Early computer games were arguably far removed from cinematic form simply because there was no clear distinction of the game being 'complete' or having a defined narrative end point. Complete was a high score and on the bulk of games the HS could always go higher. Witness the launch of the original Nintendo Entertainment System with the slogan "you cannot beat us" playing off the fact that games had no end.
But contemporary games across an array of genres move the form into a mode very much more cinematic. Games have distinct ends and clear narrative evolutions. Where as early games had no certainty of 'completion' (either because there was no end or because the repetition of stages growing increasingly difficult to the point of impossibility) most contemporary games (even mmorpg's) have a multitude of clear quests that have discreet and specific beginnings and endings. Of course you may choose not to partake but it doesn't change the fact of their existence or focus; there role as the key element for the games existence. Much as reading small excepts from a book or pondering a poetic phrase doesn't diminish or detract from the fact the whole book exists or that wholeness is the focus.

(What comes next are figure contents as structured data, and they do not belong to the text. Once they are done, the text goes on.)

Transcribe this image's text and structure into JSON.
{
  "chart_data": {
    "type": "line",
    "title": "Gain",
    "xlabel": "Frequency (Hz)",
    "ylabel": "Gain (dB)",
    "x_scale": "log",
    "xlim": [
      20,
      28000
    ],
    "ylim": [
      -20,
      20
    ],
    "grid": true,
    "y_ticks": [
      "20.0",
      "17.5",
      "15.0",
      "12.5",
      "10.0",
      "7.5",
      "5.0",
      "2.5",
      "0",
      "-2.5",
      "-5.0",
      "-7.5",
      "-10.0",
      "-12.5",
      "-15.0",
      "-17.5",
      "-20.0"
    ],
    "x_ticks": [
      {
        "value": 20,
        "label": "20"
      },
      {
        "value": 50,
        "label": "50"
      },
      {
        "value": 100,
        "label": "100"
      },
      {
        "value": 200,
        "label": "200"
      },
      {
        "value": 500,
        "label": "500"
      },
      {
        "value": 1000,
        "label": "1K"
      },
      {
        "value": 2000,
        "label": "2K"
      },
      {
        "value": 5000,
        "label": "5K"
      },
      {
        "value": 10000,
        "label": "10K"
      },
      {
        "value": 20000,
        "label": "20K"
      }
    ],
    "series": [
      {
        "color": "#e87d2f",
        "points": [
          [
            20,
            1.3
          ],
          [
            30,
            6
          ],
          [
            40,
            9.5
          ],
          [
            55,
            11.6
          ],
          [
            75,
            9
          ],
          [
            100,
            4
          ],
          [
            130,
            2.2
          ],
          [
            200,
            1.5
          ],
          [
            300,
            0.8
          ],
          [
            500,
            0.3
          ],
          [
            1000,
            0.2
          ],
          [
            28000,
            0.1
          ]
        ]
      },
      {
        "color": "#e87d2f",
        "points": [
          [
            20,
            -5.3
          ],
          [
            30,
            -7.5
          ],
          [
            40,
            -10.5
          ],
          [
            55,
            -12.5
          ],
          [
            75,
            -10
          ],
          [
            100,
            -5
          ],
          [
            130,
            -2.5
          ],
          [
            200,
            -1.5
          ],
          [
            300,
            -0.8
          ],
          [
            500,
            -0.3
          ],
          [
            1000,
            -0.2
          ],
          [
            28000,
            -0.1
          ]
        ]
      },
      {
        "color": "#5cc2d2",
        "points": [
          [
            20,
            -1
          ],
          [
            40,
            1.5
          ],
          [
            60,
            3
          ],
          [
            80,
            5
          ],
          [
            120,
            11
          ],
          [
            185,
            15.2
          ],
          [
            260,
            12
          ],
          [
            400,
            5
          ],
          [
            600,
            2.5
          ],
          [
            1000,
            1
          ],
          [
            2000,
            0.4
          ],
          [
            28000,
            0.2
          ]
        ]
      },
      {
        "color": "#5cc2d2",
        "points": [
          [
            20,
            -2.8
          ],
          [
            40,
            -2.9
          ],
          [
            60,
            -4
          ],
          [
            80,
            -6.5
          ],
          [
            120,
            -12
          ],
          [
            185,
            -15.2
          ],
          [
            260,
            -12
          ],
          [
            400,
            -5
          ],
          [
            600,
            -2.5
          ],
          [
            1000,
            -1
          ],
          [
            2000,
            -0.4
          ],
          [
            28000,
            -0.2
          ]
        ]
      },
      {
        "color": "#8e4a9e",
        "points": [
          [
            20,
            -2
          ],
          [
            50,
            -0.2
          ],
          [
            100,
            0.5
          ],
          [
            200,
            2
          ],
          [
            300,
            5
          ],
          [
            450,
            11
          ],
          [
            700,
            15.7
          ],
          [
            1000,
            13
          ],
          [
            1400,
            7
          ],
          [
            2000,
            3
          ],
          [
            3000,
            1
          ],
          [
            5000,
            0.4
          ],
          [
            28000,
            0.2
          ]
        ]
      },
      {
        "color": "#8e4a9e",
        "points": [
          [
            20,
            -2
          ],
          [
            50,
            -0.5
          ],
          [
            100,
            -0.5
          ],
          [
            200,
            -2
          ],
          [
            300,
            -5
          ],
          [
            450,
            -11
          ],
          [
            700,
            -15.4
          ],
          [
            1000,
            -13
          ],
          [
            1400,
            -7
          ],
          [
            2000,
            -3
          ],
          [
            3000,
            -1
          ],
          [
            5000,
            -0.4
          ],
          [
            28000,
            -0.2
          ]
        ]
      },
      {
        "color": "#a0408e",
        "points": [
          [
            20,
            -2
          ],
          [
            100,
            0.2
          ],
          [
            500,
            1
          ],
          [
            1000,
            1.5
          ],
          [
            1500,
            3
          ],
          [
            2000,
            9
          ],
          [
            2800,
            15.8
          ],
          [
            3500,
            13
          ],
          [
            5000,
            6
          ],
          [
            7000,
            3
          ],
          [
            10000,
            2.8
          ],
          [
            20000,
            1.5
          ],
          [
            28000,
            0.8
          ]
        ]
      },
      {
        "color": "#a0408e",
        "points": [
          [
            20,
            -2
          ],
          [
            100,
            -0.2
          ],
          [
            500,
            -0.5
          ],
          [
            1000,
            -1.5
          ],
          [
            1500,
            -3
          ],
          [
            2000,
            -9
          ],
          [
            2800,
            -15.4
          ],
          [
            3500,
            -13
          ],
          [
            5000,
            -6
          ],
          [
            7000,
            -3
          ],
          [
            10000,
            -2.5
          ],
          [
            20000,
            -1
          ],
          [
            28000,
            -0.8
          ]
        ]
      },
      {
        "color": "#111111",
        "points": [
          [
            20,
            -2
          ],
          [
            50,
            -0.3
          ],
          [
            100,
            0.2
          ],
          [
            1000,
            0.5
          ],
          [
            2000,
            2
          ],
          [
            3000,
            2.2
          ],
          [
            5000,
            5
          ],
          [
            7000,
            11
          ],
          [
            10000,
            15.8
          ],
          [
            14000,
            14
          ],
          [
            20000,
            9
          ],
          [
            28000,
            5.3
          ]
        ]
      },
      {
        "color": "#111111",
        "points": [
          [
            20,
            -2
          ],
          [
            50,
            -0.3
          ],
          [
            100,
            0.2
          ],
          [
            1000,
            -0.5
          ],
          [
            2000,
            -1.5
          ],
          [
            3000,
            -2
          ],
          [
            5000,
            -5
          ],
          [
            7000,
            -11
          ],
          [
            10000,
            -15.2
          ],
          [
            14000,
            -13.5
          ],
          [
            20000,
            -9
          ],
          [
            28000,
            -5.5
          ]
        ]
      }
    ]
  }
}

In recent essays and research articles I've penned, as well as here on the Digital Basin, I've argued that rather than a separate and unique medium video and computer gaming is simply a form a cinema. An evolved and hybridized cinematic form certainly but one that draws upon the same cinematic language constructs, visual specitcal and thrill of seeing as traditional cinematic modes.
In this context this interview article makes for interesting reading. The ideas are about the relationship between Games and Cinema but yet the focus seems ill directed. The movies cited as being those embodying game ideas are constrained to the bleeding obvious - movies adapted from games.
Rather that looking to the celebration of banality that is the bulk of movie from game adaptations, we should be looking to the cross-pollination of game aesthetics in cinema. Those films that utilise a gaming cinematic language but not necessarily emulating game genres or styles.
High among this list to my mind is Gus Van Sant's Elephant. Far from extolling grenade lobbing explosions and alien blood splatters, Elephant doesn't obviously emulate what might be considered obvious game connections in terms of content. But Elephant does evoke a deeper game aesthetic associated with perspective - a more open mise en scene where the framed space is not privileged and action is allowed to operate outside the frame, beyond vision - a composed spatial environment where the viewers understanding of narrative is derived from a knowledge of the space itself as much as the characters.
We might also look to David Fincher's virtual camera movements in Fight Club and Panic Room, defying physicality and spatially exploring the scene before it is occupied by characters and events yet to take place.




The game aesthetic and the language constructed by the game production processes and game experience is far more influential and profound than the facile game to film adaptations where are without exception bloody awful.